III – La différence avec ce qui se passe à l’étranger, dans un système véritablement parlementaire  mérite d’être notée et illustre, a contrario, le caractère  atypique du système institutionnel de la Ve République. Dans un tel régime, le chef du gouvernement demeure le chef du parti majoritaire dont la victoire aux élections législatives l’a conduit à direction du pays. Il y a un lien quasiment institutionnel entre le leader du pays et le parti dominant.   Ce lien apparaît le plus marquant lorsque surgit une fracture entre le Chef du gouvernement et son parti. Deux cas illustrent parfaitement le rôle que peut jouer, dans un tel cas, le parti majoritaire pour s’opposer à son chef.

Le cas topique est celui du départ de Margaret Thatcher ; élue en 1979, la « Dame de Fer » réalise son programme politique et réussit à faire gagner son parti aux élections à la Chambre des communes de 1983 puis de 1987. Sa volonté d’imposer une taxe locale (poll tax) suscita une hostilité de plus en plus forte des élus du parti conservateur (tory). Au mois de novembre 1990, le parti décida de ne pas réélire à sa tête Margarete Thatcher, et opta pour John Major.
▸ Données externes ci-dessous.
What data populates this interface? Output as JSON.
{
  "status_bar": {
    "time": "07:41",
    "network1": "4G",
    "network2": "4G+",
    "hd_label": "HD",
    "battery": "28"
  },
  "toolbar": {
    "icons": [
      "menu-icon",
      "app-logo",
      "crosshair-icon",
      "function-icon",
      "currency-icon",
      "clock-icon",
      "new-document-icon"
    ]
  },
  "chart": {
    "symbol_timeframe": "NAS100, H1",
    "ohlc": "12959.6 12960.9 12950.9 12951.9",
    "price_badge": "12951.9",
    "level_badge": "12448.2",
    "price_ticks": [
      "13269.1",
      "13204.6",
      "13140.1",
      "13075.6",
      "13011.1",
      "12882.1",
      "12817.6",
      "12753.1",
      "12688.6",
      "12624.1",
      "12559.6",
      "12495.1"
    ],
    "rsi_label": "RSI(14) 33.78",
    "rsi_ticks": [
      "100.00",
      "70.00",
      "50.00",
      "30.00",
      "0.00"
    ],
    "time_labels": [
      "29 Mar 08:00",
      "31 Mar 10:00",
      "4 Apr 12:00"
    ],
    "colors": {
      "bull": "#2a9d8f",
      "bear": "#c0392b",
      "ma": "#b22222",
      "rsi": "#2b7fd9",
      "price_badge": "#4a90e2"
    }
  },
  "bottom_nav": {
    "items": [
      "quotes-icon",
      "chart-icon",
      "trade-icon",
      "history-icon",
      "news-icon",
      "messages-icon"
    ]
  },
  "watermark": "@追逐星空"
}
Cela entraîna un changement du gouvernement , le second succédant à la première comme Premier ministre. L’épisode illustre la naissance d’une responsabilité du chef du Gouvernement anglais non pas devant le Parlement, mais devant son propre parti.  Cette substitution de responsabilité permit au parti de se débarrasser d’un Chef devenu minoritaire en son sein.  Cette nouvelle règle a eu des effets majeurs sur le comportement des acteurs politiques Ainsi, en juin 2007, Tony Blair  – Premier ministre travailliste — aux premiers années brillantes – dut céder la place de Premier Ministre à son Chancelier de l’Echiquier, Gordon Brown, en raison principalement de la défiance croissante qu’inspirait à son parti son ralliement à George W Bush à partir de 2003 dans le conflit irakien.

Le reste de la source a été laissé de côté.